O Presidente é mentalmente doente e incapaz de servir

Psicoterapia como prova de doença mental

Talvez esse título tenha chamado sua atenção!

E talvez eu devesse ter colocado algum tipo de aviso – algo como: “A semelhança com qualquer pessoa viva ou morta é mera coincidência”.

A verdade é que – e porque esse blog há muito adormecido, se você se lembra, é sobre cultura popular – estou falando de uma representação fictícia de POTUS, especificamente de Kiefer Sutherland, também conhecido como Tom Kirkman, também conhecido como o presidente relutante dos Estados Unidos. a série da ABC “Sobrevivente Designado”.

O longo e curto do enredo é que Tom Kirkman é um pai feliz casado de dois filhos e arquiteto estelar que, através de maquinações sobre as quais não temos conhecimento, acaba como o secretário do Departamento de Habitação e Desenvolvimento Urbano. Depois que um terrorista explode a capital, com cada congressista, senador e membro do gabinete dentro, Kirkman, o “sobrevivente designado”, ordenado constitucionalmente, é empossado como presidente.

Coisas estranhas!

Os entusiastas da cultura pop podem lembrar-se de Kiefer Sutherland como Jack Bauer, o herói não-bagunça-comigo, contra-terrorismo, corte-a-olho do espetáculo de ação em tempo real “24”. mata, maim e aterroriza bandidos (e garotas), ganhando as afeições e lealdades dos presidentes ao longo do caminho. Nunca é capaz de manter um relacionamento normal, ou a vida para esse assunto, ele claramente sofre de depressão, ansiedade e PTSD. (Espero que eu não esteja violando a Regra Goldwater aqui.) No entanto, ele não consegue encontrar tempo para o consultório do terapeuta porque muita coisa ruim aconteceria enquanto ele revisasse os traumas passados ​​e em andamento. O mundo não pode esperar pela salvação, mas Jack deve esperar.

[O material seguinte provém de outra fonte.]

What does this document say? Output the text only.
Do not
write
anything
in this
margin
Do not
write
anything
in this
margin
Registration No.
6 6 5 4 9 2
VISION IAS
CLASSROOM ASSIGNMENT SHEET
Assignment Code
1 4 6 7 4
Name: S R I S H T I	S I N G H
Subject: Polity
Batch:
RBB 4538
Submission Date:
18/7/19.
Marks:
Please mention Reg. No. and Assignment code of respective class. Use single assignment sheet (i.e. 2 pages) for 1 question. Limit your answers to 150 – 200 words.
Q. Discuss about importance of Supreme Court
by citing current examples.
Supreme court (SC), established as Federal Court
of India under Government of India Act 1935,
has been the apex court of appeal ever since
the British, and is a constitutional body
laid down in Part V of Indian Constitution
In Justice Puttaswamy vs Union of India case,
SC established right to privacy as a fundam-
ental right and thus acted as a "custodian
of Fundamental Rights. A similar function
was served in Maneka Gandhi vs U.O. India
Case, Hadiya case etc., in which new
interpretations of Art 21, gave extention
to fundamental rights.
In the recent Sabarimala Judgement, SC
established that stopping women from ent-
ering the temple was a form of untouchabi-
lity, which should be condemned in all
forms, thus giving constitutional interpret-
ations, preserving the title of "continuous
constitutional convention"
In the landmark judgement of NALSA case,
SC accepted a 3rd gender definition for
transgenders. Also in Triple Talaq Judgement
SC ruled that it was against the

Reencarnado como Tom Kirkman, encontramos um personagem semelhante, desta vez em um terno, no Salão Oval, e responsável por colocar o país de volta, a Terra de volta ao seu eixo e as estrelas de volta em seus alinhamentos adequados. E ele vai bem, mais ou menos alguns deslizes, até que sua esposa seja morta em um acidente de carro aparentemente aleatório. Enquanto ele continua com o peso do mundo em seus ombros, ele se agita internamente com a dor dessa perda trágica e procura a ajuda de um psicoterapeuta.

Quando facções subversivas dentro do governo tentam removê-lo do cargo e um hacker vaza suas sessões de terapia e as anotações e gravações particulares do terapeuta, os cães de guerra têm toda a carne vermelha de que precisam. Eles procuram provar que, apenas em virtude de ele estar em psicoterapia e revelando suas inseguranças, dúvidas e tristeza ao seu terapeuta, ele deve ser incapaz de liderar. Somente depois que seu brilhante advogado, e seu próprio interior-Jack Bauer emergem, vemos a totalidade desse homem – altamente evoluído, porém falho e sofrendo, como seria qualquer um sob as mesmas pressões e em face de perdas semelhantes.

Acho fascinante ver esse discurso se desdobrar porque revela, creio eu, a contínua tensão na sociedade entre aqueles que veriam pessoas com problemas de saúde mental e, particularmente, aqueles que buscam terapia, como inaptos, deficientes ou, de alguma forma, menores.

É a arte imitando a vida, imitando a arte, numa regressão moral infinita que nos deixa à beira do leito terapêutico, imaginando o que realmente significa ser normal em um mundo que não é. Talvez o provocador psiquiátrico RD Laing tivesse razão quando sugeriu que ser normal em um mundo louco deve certamente ser um sinal de loucura, ou algo assim.